The story ends with the strengthening of her connection with her daughter, but more importantly her connection with herself. She goes through the daily tasks that bring her peace and comfort, and connects with the world again. She sees her own life reflected in her neighbors, and finds community with the other women of her neighborhood. They sit around the fire and have a little moment of ritualistic whimsy, becoming a little bestial in their freedom, a tableau of unrestricted womanhood traditionally considered taboo.
Mandy Zines and Ari Trash do a great job voicing adult and young Leila, respectively. Their comforting and organic performances might be too candid for some players, but I like the emotional quality of an imperfect performance, especially for a game that’s so singularly focused on one woman’s life.

Overall, though the narrative could be stronger, it tells the story it wanted to. The dialogue supports it in an unrefined way that reflects how people actually talk about themselves, and it allows Leila to dive deeper into herself and her subconscious. It feels like a long therapy session wherein she comes upon a breakthrough; meandering but not exhaustive.
I will say, there are fundamental strings of Leila’s life introduced in the beginning that could be explored a little more, a little deeper. Not even in the way I sometimes want simply more of a game – this narrative would benefit specifically from elaborating her childhood. Leila’s main wounds were obvious, but the puzzle attached to that era of her life felt like something cluttered for the sake of being cluttered. As soon as we get a glimpse of her relationship with her father, we’ve moved on to the next phase of her life. Her affair, initially presented as a complicated moment of her life but not quite the central point of this examination ritual, seems much more important by the end, and yet the outcome isn’t clear. As is, Leila still works as a short, evocative, sometimes ambiguous narrative about a woman with a unique yet relatable life story who finds a way to make sense of it all.
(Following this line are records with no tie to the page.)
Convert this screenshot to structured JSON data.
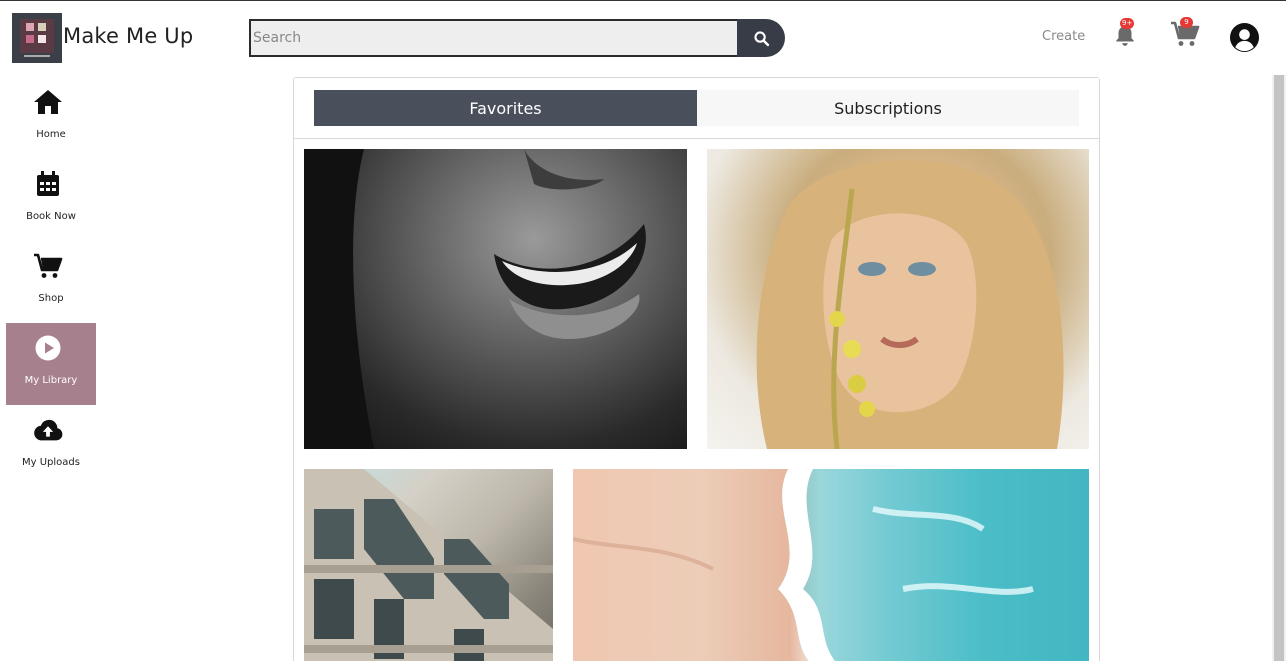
{
  "header": {
    "brand": "Make Me Up",
    "search_placeholder": "Search",
    "create_label": "Create",
    "notifications_badge": "9+",
    "cart_badge": "9"
  },
  "sidebar": {
    "items": [
      {
        "label": "Home",
        "icon": "home-icon"
      },
      {
        "label": "Book Now",
        "icon": "calendar-icon"
      },
      {
        "label": "Shop",
        "icon": "cart-icon"
      },
      {
        "label": "My Library",
        "icon": "play-circle-icon",
        "active": true
      },
      {
        "label": "My Uploads",
        "icon": "cloud-upload-icon"
      }
    ]
  },
  "main": {
    "tabs": [
      {
        "label": "Favorites",
        "active": true
      },
      {
        "label": "Subscriptions",
        "active": false
      }
    ]
  },
  "colors": {
    "accent_sidebar_active": "#a6808c",
    "tab_active": "#4a505b",
    "search_button": "#373c46",
    "badge": "#e53935"
  }
}
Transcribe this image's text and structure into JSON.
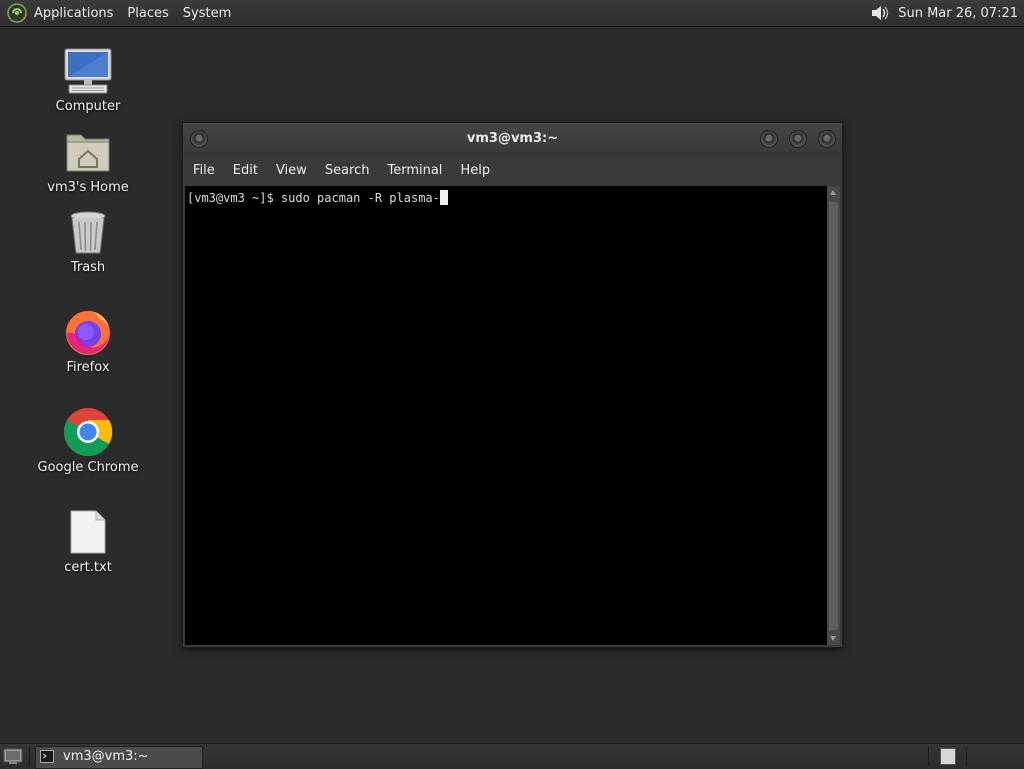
{
  "top_panel": {
    "menus": [
      "Applications",
      "Places",
      "System"
    ],
    "clock": "Sun Mar 26, 07:21"
  },
  "desktop_icons": [
    {
      "label": "Computer",
      "icon": "computer-icon"
    },
    {
      "label": "vm3's Home",
      "icon": "home-folder-icon"
    },
    {
      "label": "Trash",
      "icon": "trash-icon"
    },
    {
      "label": "Firefox",
      "icon": "firefox-icon"
    },
    {
      "label": "Google Chrome",
      "icon": "chrome-icon"
    },
    {
      "label": "cert.txt",
      "icon": "text-file-icon"
    }
  ],
  "terminal": {
    "title": "vm3@vm3:~",
    "menu": [
      "File",
      "Edit",
      "View",
      "Search",
      "Terminal",
      "Help"
    ],
    "prompt": "[vm3@vm3 ~]$ ",
    "command": "sudo pacman -R plasma-"
  },
  "taskbar": {
    "task_label": "vm3@vm3:~"
  },
  "colors": {
    "desktop_bg": "#2b2b2b",
    "terminal_bg": "#000000",
    "terminal_fg": "#dcdcdc"
  }
}
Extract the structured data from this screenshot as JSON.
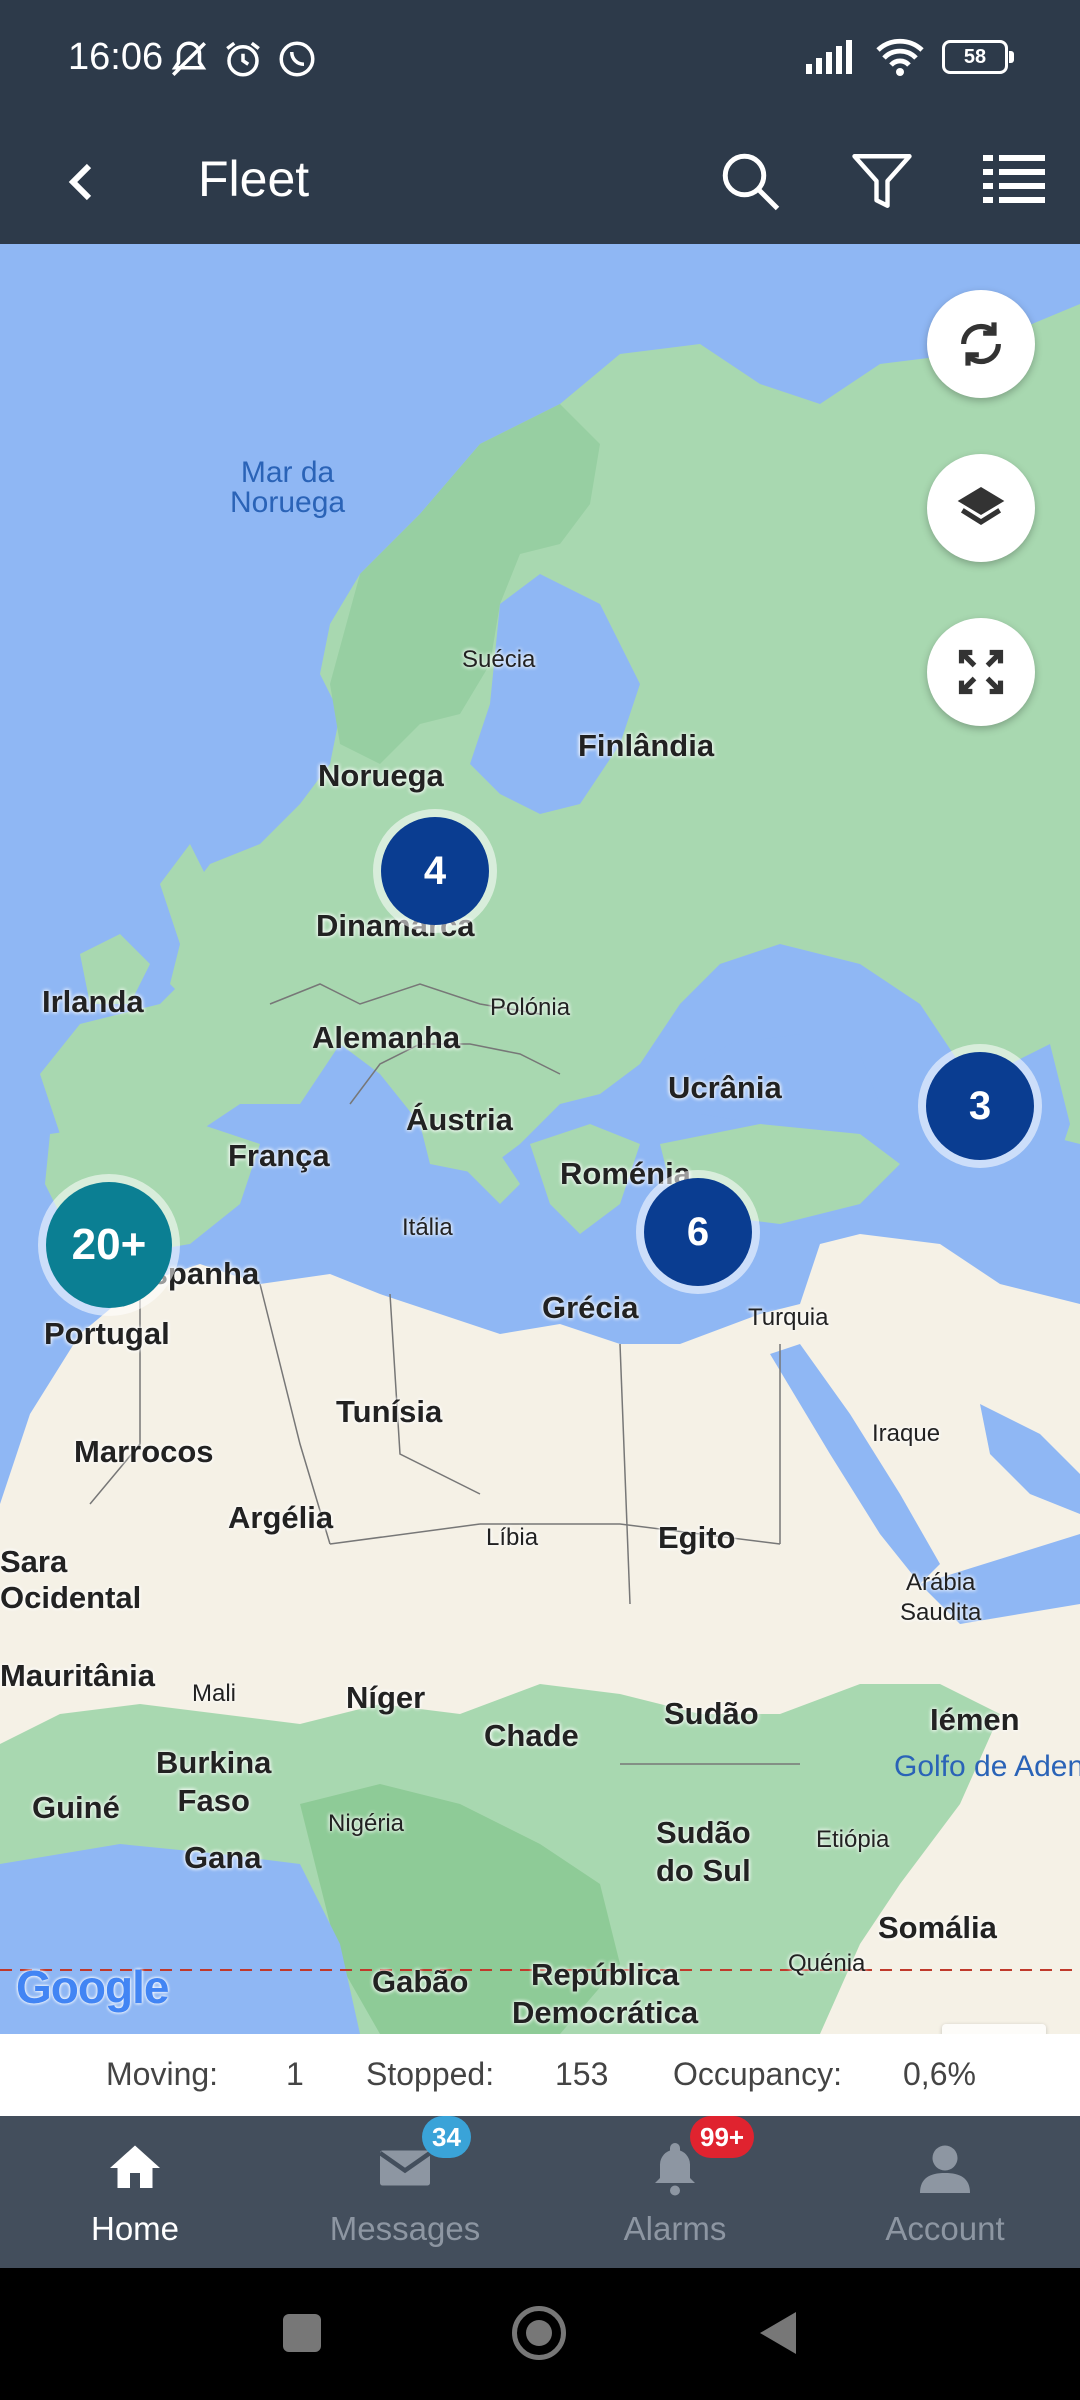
{
  "status_bar": {
    "time": "16:06",
    "battery": "58"
  },
  "app_bar": {
    "title": "Fleet"
  },
  "map": {
    "labels": {
      "mar_noruega": "Mar da\nNoruega",
      "suecia": "Suécia",
      "finlandia": "Finlândia",
      "noruega": "Noruega",
      "dinamarca": "Dinamarca",
      "irlanda": "Irlanda",
      "polonia": "Polónia",
      "alemanha": "Alemanha",
      "ucrania": "Ucrânia",
      "austria": "Áustria",
      "franca": "França",
      "romenia": "Roménia",
      "italia": "Itália",
      "espanha": "Espanha",
      "portugal": "Portugal",
      "grecia": "Grécia",
      "turquia": "Turquia",
      "tunisia": "Tunísia",
      "marrocos": "Marrocos",
      "iraque": "Iraque",
      "argelia": "Argélia",
      "libia": "Líbia",
      "egito": "Egito",
      "sara_ocidental": "Sara\nOcidental",
      "arabia_saudita": "Arábia\nSaudita",
      "mauritania": "Mauritânia",
      "mali": "Mali",
      "niger": "Níger",
      "chade": "Chade",
      "sudao": "Sudão",
      "iemen": "Iémen",
      "golfo_aden": "Golfo de Aden",
      "burkina_faso": "Burkina\nFaso",
      "guine": "Guiné",
      "gana": "Gana",
      "nigeria": "Nigéria",
      "sudao_sul": "Sudão\ndo Sul",
      "etiopia": "Etiópia",
      "somalia": "Somália",
      "gabao": "Gabão",
      "republica_democratica": "República\nDemocrática",
      "quenia": "Quénia"
    },
    "clusters": [
      {
        "count": "4",
        "color": "#0a3d91"
      },
      {
        "count": "3",
        "color": "#0a3d91"
      },
      {
        "count": "20+",
        "color": "#0b7f93"
      },
      {
        "count": "6",
        "color": "#0a3d91"
      }
    ],
    "zoom_in": "+",
    "zoom_out": "−",
    "attribution": "Google"
  },
  "stats": {
    "moving_label": "Moving:",
    "moving_value": "1",
    "stopped_label": "Stopped:",
    "stopped_value": "153",
    "occupancy_label": "Occupancy:",
    "occupancy_value": "0,6%"
  },
  "bottom_nav": {
    "home": "Home",
    "messages": "Messages",
    "messages_badge": "34",
    "alarms": "Alarms",
    "alarms_badge": "99+",
    "account": "Account"
  },
  "colors": {
    "app_bar": "#2d3a4a",
    "nav_bar": "#434e5c",
    "sea": "#8fb7f4",
    "land_green": "#a8d8b0",
    "land_desert": "#f5f1e6",
    "messages_badge": "#3aa3d8",
    "alarms_badge": "#e0232f"
  }
}
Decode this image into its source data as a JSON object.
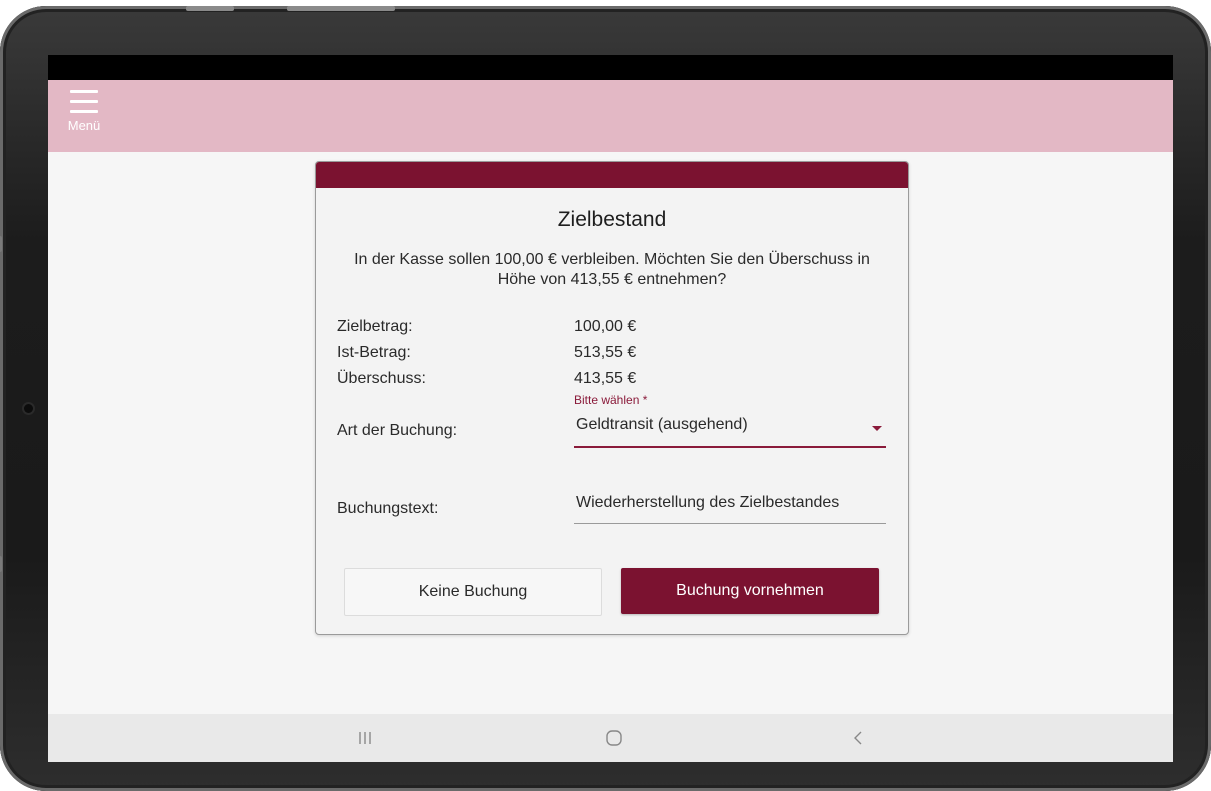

And while I hold that view of the narrative, I also accept the angle that we aren’t always able to dig into the formative events of our lives as deeply as we want to, and instead we have to make sense of the pieces. For how short it is, Leila does well with the pieces, and makes a satisfying enough ending out of them.
Short but thoughtful
"Normally I’d dig a hole in me and then fall into it."
I often use the word thoughtful to describe games that I like, but this time I mean it literally. Leila is a bite-sized puzzler that asks you to remember and adapt alongside the personal intuitive journey of a woman who feels as familiar as she is unique.